Eleven GOP lawmakers who are doctors railed against Democrats' health care reform plan this afternoon, demonstrating the increasingly heated and personal rhetoric surrounding the health reform bill.
"I have three simple questions Ms. Pelosi," said Rep. Paul Broun, R-Ga., referring to the speaker of the House. "Are you so arrogant that you think you know what's best for the American people? Are you so ignorant that you are oblivious to the wishes of the American people? And are you so incompetent that you are going to ignore the Constitution of the United States, use tricks, deceptions, bald faced lies to try to ram down the throat of the American people something that they do not want and is going to be absolutely worse for their health care?"
Pelosi, D-Calif., needs 216 votes -- a majority of the House's 431 members -- to pass the Senate bill and changes to it. About 23 lawmakers are still undecided or have said they will vote "No" on the current health care bill.

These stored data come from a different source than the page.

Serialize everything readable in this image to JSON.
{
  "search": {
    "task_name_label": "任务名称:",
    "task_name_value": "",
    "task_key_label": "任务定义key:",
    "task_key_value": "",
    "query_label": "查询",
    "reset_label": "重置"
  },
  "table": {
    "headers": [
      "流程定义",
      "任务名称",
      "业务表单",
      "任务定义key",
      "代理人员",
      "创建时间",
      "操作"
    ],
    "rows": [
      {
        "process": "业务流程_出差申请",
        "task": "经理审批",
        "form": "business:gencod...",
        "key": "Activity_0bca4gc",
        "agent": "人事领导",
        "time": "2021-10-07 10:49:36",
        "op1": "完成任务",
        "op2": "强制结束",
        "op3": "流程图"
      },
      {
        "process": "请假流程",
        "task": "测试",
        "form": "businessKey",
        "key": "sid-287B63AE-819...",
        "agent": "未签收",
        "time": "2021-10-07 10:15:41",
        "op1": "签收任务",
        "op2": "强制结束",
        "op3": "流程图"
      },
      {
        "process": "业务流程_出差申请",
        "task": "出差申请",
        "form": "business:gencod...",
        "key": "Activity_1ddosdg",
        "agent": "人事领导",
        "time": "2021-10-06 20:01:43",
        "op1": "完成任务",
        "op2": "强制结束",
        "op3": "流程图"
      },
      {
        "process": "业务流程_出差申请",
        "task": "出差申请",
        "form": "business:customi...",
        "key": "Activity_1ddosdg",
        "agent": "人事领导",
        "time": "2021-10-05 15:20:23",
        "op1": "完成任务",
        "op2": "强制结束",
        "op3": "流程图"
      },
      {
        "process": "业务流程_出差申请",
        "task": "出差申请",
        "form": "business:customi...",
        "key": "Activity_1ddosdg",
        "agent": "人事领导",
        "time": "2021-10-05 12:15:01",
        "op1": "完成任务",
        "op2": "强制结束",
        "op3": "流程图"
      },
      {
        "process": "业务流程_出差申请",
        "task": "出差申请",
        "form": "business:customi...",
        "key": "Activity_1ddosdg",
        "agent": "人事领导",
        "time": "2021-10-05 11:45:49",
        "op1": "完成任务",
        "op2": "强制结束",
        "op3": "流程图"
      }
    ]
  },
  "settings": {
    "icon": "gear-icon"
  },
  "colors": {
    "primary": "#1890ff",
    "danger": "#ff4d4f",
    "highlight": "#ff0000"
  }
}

Democratic leaders still do not have all the votes they need to pass the health care bill in the House, but they appear to be inching closer to that number, nabbing the votes of several key lawmakers -- Rep. Dennis Kucinich, D-Ohio, Rep. Dale Kildee, D-Mich., Bart Gordon, D-Tenn., and Rep. Betsy Markey, D-Co.
If they are not able to garner enough votes, Democratic leaders have hinted they may employ a parliamentary maneuver dubbed as "deem and pass."
The controversial procedure would allow House members to vote on health care changes without ever voting directly on the Senate bill. In this case, the House would vote on a "fix it" measure that would make changes to the Senate health care bill and then automatically, in the process, pass the bill without actually having to vote on it.
The procedure has been used 20 times over the last 30 years by both Democrats and Republicans, often on technical or unpopular measures like raising the debt limit, but never on one as big as health care reform.
Republicans have opposed such a measure, charging that it has never been used for a bill this size and that using it would just be a way of fooling the American public.
All 41 Republican senators have vowed to do everything in their power to kill Democrats' health care legislation and vote together against procedural motions that Democrats want to use to "fix" the health care reform bill passed Christmas Eve by the Senate.
Today, Senate Minority Leader Mitch McConnell, R-Ky., called on undecided members of Congress to vote against the bill. "It's not too late," McConnell said at a press conference where he was joined by GOP leaders from both the House and Senate.